De ce mois de juin 40, on ne retient désormais que le 18 et l’appel lancé depuis Londres par le général de Gaulle, éphémère sous-secrétaire d’État à la Guerre et à la Défense nationale du gouvernement Paul Reynaud, du 6 au 16 juin. Et pourtant, entre l’allocution radiophonique du maréchal Pétain, nouveau chef du gouvernement, le 17 juin, au cours de laquelle le vainqueur de Verdun annonçait qu’il s’était adressé à l’ennemi durant la nuit pour que cessent les combats, et le 25 juin, jour d’entrée en application de l’armistice, signé le 22 juin dans la clairière de Rethondes, près de Compiègne, on s’est battu sur le sol de France, on a résisté à l’avancée de l’ennemi. À Saumur, par exemple.

Alors que les Allemands entrent dans Paris le 14 juin, ordre est donné à l’armée de faire barrage à l’avancée de l’ennemi vers le sud en s’appuyant sur les obstacles naturels que constituent les cours d’eau, notamment la Loire. Le secteur de Saumur est confié à l’École militaire d’application de la cavalerie et du train sous les ordres du colonel Michon. Mais le 15 juin, l’école reçoit l’ordre de se replier sur Montauban. Michon refuse. Il obtient alors de garder avec lui les cadres, les élèves (des élèves aspirants de réserve) ainsi que des troupes éparses de plusieurs unités, tout au plus 2.500 hommes (c’est-à-dire pas grand monde), pour assurer la défense du secteur de Saumur allant de Montsoreau à Gennes, face à deux divisions allemandes, fortes de 40.000 hommes, appuyées par la Luftwaffe.

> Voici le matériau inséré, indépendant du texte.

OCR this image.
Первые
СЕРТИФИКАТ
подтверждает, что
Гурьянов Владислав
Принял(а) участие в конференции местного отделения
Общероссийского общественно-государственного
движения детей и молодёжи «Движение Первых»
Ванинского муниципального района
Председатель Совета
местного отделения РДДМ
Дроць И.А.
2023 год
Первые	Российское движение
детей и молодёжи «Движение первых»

Le 17 juin, alors que le message du maréchal Pétain vient d’être diffusé - "C’est le cœur serré que je vous dis aujourd’hui qu’il faut cesser le combat..." -, que la demande d’armistice a été annoncée, le colonel Michon convoque les cadres de l’école puis les élèves pour leur exposer la situation, sa décision de chef et les laisse libres de leur choix. Tous furent volontaires pour poursuivre le combat. Le 18 juin, le poste de commandement tactique s’installe sur la crête à huit cents mètres du château de Saumur. À 21 heures, des colonnes de blindés ennemis sont signalées par le chef de gare de Château-du-Loir (Sarthe) et se dirigent vers Château-la-Vallière (Indre-et-Loire). C'est l'alerte. Le 19 juin à zéro heure quinze, le contact est pris avec l’ennemi à hauteur du pont de Saumur. Des blindés allemands sont détruits au canon de 25. Durant cette nuit, le pont nord de Saumur, celui de Montsoreau ainsi que le pont viaduc sont détruits. Au petit matin, le contact avec l’ennemi se fait sur toute la largeur du front. Dans l’après-midi, le pont nord de Gennes, où sont retranchés les élèves aspirants du train sous les ordres du lieutenant Roimarnier, saute à son tour. Dans la nuit, ce sera le pont sud. Les combats vont se poursuivre jusqu’au 20 juin soir. Mais il n’était plus possible de résister, faute de réserves et d’artillerie. Aussi, dans la nuit du 20 au 21 juin, la manœuvre de repli est engagée. Les élèves avaient tenu autant qu’ils avaient pu avec de maigres moyens et au prix de pertes sévères (250 tués et blessés).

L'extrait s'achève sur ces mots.